Ka/Ks ratio is an essential index to identify a mutation from neutral, purifying, and beneficial. Thus, we compared B. hispida with C. colocynthis, C. lanatus, and L. siceraria respectively to analyze the synonymous substitutions (Ks), non-synonymous substitutions (Ka) and their ratio (Ka/Ks) of 73 PCGs (Table S6). Among all, 18 genes could not be determined due to absent information (Ks = 0). After deleting these genes as well as non-substitution results, we found that genes carrying out photosynthesis functions revealed Ka/Ks = 0 or at relatively low values, indicating that these groups of genes were fairly conserved. The Ka/Ks ratio of 26 genes was lower than 0.5 and that of 96% genes was lower than one, with only three expectations. The number of accD gene were relatively close to one (1.09, 0.85 and 0.92), signifying that the accD gene experienced neutral mutation. The Ka/Ks ratio of rpl36 gene was greater than one with absent information in L. siceraria. Outstandingly, the number of rpl22 gene was the greatest number that up to 2.41 and the ratio between the smallest and Ka/Ks greatest number was 0.5. Thus, we could infer that a beneficial mutation and rapid development had occurred to the rpl22 gene among four species in Benincaseae.

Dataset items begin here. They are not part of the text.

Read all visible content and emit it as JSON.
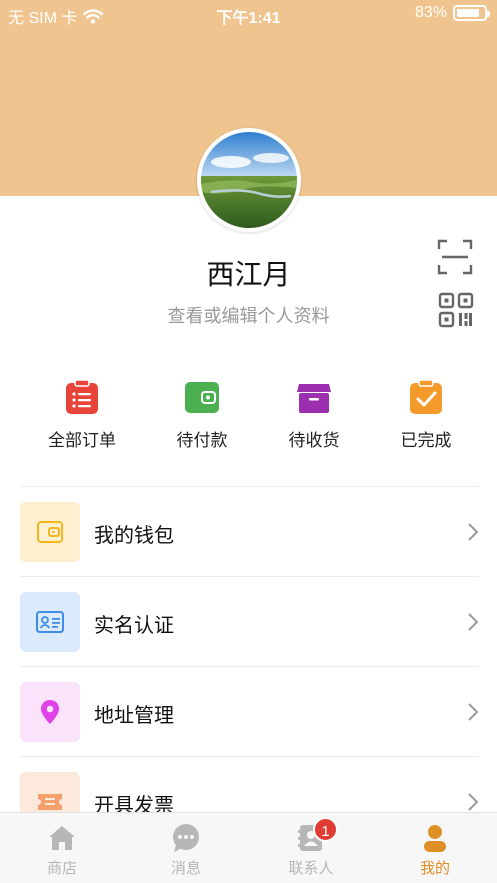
{
  "status_bar": {
    "carrier": "无 SIM 卡",
    "time": "下午1:41",
    "battery_text": "83%",
    "battery_level": 0.83
  },
  "profile": {
    "name": "西江月",
    "subtitle": "查看或编辑个人资料"
  },
  "orders": [
    {
      "label": "全部订单",
      "icon": "order-list-icon",
      "color": "#e8443a"
    },
    {
      "label": "待付款",
      "icon": "wallet-icon",
      "color": "#4caf50"
    },
    {
      "label": "待收货",
      "icon": "box-icon",
      "color": "#9c2fb0"
    },
    {
      "label": "已完成",
      "icon": "clipboard-check-icon",
      "color": "#f39a2a"
    }
  ],
  "menu": [
    {
      "label": "我的钱包",
      "icon": "wallet-icon",
      "bg": "#fdefcf",
      "fg": "#f2b51d"
    },
    {
      "label": "实名认证",
      "icon": "id-card-icon",
      "bg": "#dbeafc",
      "fg": "#3f8de8"
    },
    {
      "label": "地址管理",
      "icon": "location-pin-icon",
      "bg": "#fbe3fb",
      "fg": "#e040e8"
    },
    {
      "label": "开具发票",
      "icon": "ticket-icon",
      "bg": "#fde8dc",
      "fg": "#f5a06a"
    }
  ],
  "tabs": [
    {
      "label": "商店",
      "icon": "home-icon",
      "active": false
    },
    {
      "label": "消息",
      "icon": "chat-bubble-icon",
      "active": false
    },
    {
      "label": "联系人",
      "icon": "contacts-icon",
      "active": false,
      "badge": "1"
    },
    {
      "label": "我的",
      "icon": "person-icon",
      "active": true
    }
  ],
  "colors": {
    "header_bg": "#f0c48e",
    "accent": "#e08f27",
    "tab_inactive": "#b7b7b7",
    "badge": "#e13b34"
  }
}
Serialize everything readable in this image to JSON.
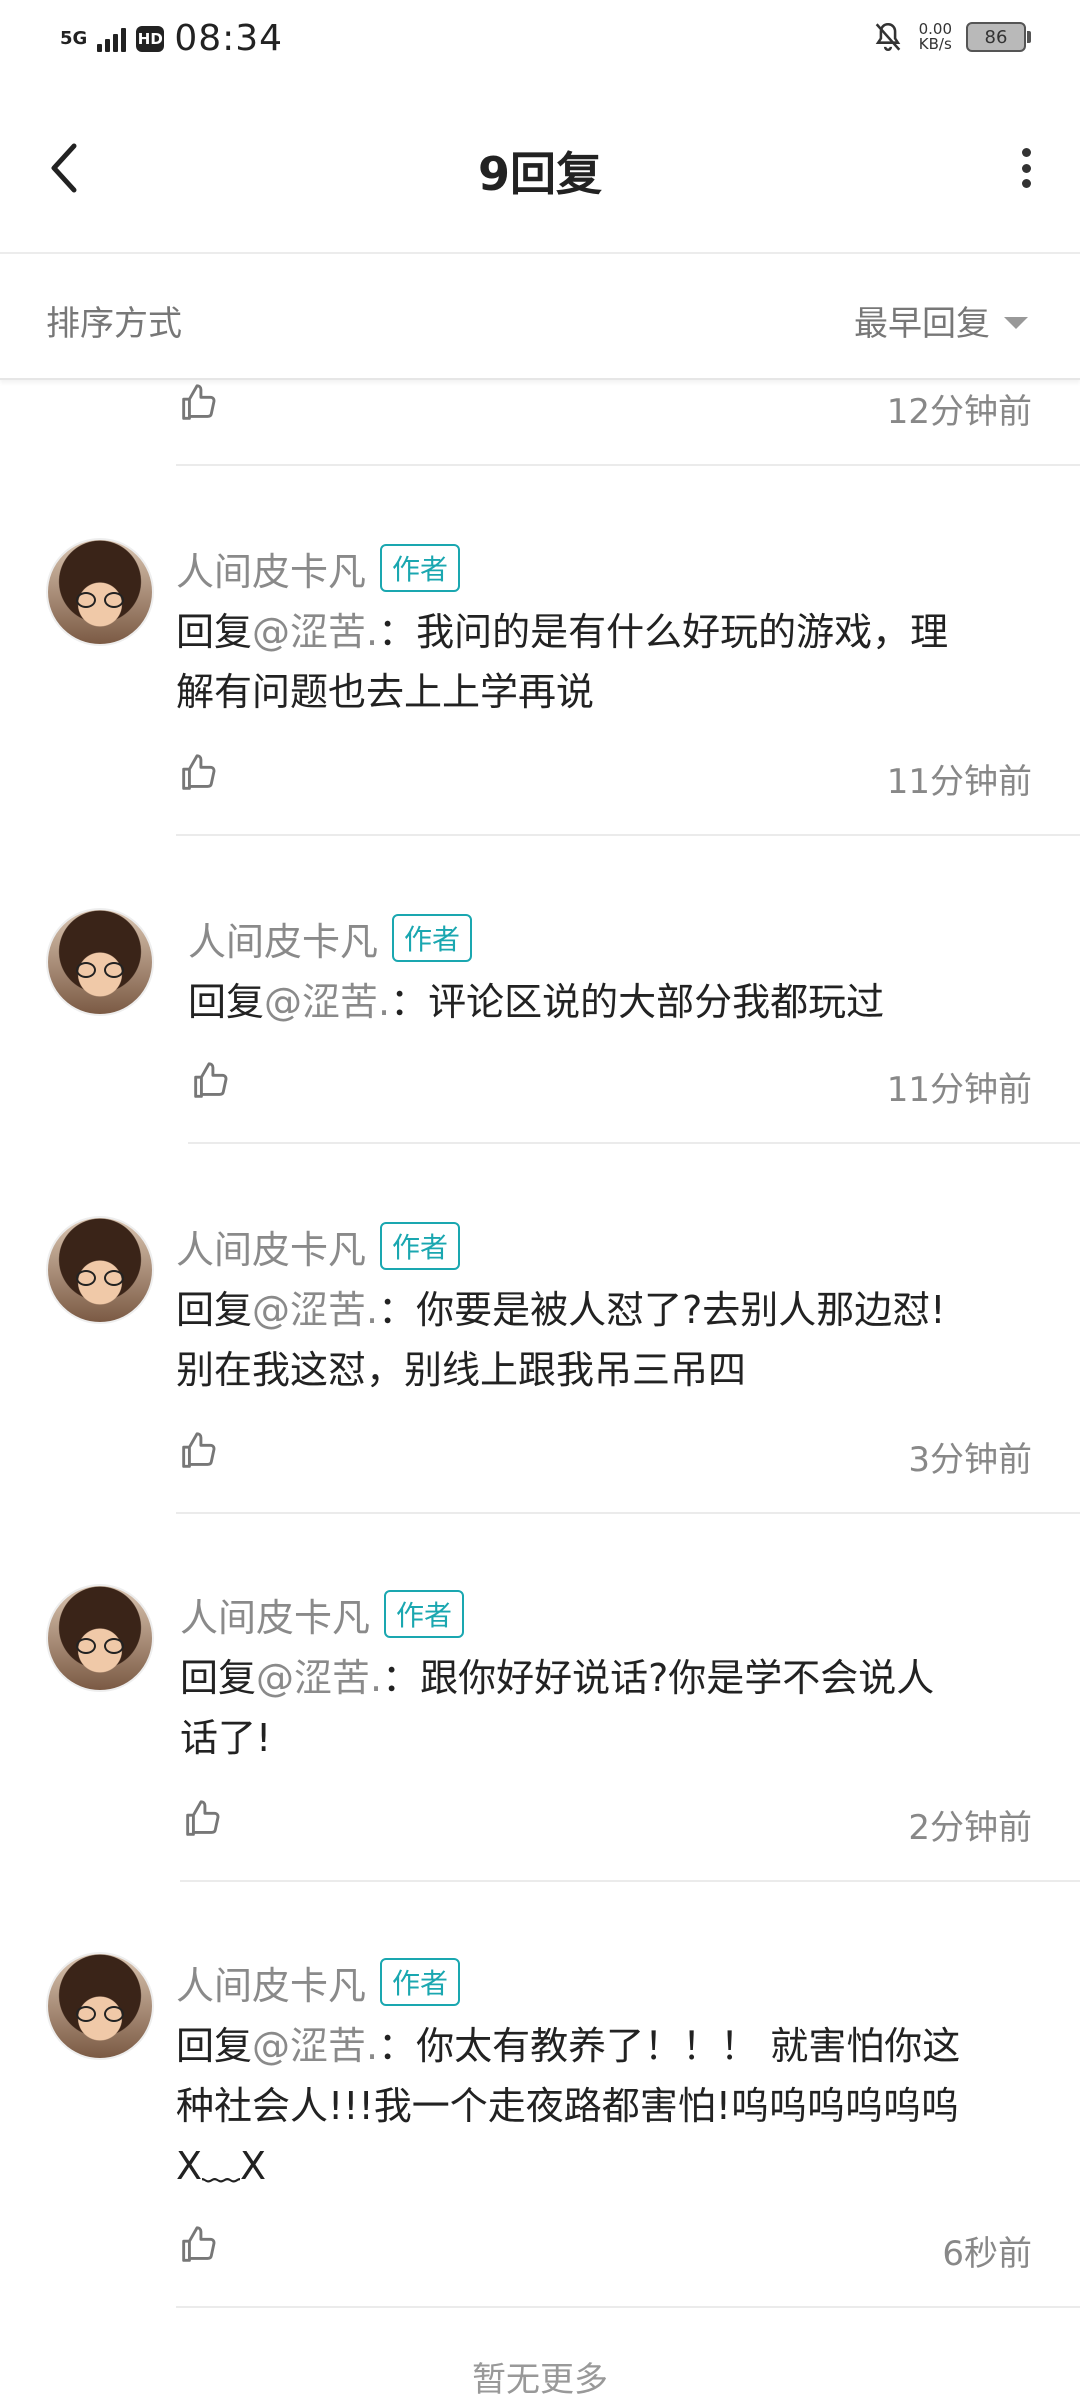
{
  "status_bar": {
    "network": "5G",
    "hd": "HD",
    "time": "08:34",
    "speed_value": "0.00",
    "speed_unit": "KB/s",
    "battery": "86"
  },
  "header": {
    "title": "9回复"
  },
  "sort": {
    "label": "排序方式",
    "value": "最早回复"
  },
  "top_partial_item": {
    "time": "12分钟前"
  },
  "comments": [
    {
      "name": "人间皮卡凡",
      "badge": "作者",
      "reply_prefix": "回复",
      "mention": "@涩苦.",
      "text_line1": "：我问的是有什么好玩的游戏，理",
      "text_line2": "解有问题也去上上学再说",
      "text_line3": "",
      "time": "11分钟前"
    },
    {
      "name": "人间皮卡凡",
      "badge": "作者",
      "reply_prefix": "回复",
      "mention": "@涩苦.",
      "text_line1": "：评论区说的大部分我都玩过",
      "text_line2": "",
      "text_line3": "",
      "time": "11分钟前"
    },
    {
      "name": "人间皮卡凡",
      "badge": "作者",
      "reply_prefix": "回复",
      "mention": "@涩苦.",
      "text_line1": "：你要是被人怼了?去别人那边怼!",
      "text_line2": "别在我这怼，别线上跟我吊三吊四",
      "text_line3": "",
      "time": "3分钟前"
    },
    {
      "name": "人间皮卡凡",
      "badge": "作者",
      "reply_prefix": "回复",
      "mention": "@涩苦.",
      "text_line1": "：跟你好好说话?你是学不会说人",
      "text_line2": "话了!",
      "text_line3": "",
      "time": "2分钟前"
    },
    {
      "name": "人间皮卡凡",
      "badge": "作者",
      "reply_prefix": "回复",
      "mention": "@涩苦.",
      "text_line1": "：你太有教养了！！！ 就害怕你这",
      "text_line2": "种社会人!!!我一个走夜路都害怕!呜呜呜呜呜呜",
      "text_line3": "X﹏X",
      "time": "6秒前"
    }
  ],
  "footer": {
    "no_more": "暂无更多"
  },
  "icons": {
    "back": "chevron-left-icon",
    "more": "more-vertical-icon",
    "like": "thumbs-up-icon",
    "mute": "bell-off-icon",
    "sort_caret": "caret-down-icon"
  },
  "colors": {
    "author_badge": "#1aa7b0",
    "mention": "#8a8a8a",
    "divider": "#ebebeb"
  }
}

To get a holistic understanding of sequence divergence, we performed slicing window analysis to visualize the nucleotide variability values of all cp genomes. We found that none of the \(\pi\)values of CDS genes exceed 0.05 and the IGSs revealed more divergent than gene regions, which result was in consistent with the previous analysis mentioned. It can be clearly seen in the figure that SSC and LSC regions were much more divergent than IR regions, the \(\pi\) value of which was remarkably low and mirror symmetrized with SSC as the center (Fig. 5).
3.7 Phylogenetic analysis
To locate the phylogenetic position of Benincasa hispida precisely, we selected 26 species and constructed two phylogenetic trees using the complete cp genome (Fig. 6a) and 73 selected CDSs (Fig. 6b) respectively. And the results all supported that B. hispida was closely related with Cucumis, Citrullus, and Lagenaria as their sister group with fairly high bootstrap values. The phylogenetic relationship results of two approaches presented highly consistency with two main variations. Firstly, in general, the bootstrap values in the tree that applied complete cp genome revealed higher than tthe tree constructed with 73 CDSs (Fig. 6b). In addition, Begoniaceae was a sister group with Coriariaceae and Corynocarpaceae according to Fig. 6a while in Fig. 6b, Coriariaceae and Corynocarpaceae were the early-diverging lineages of Begoniaceae. However, only 82 bootstrap values support the former situation (Fig. 6a) while 94 support the second (Fig. 6b).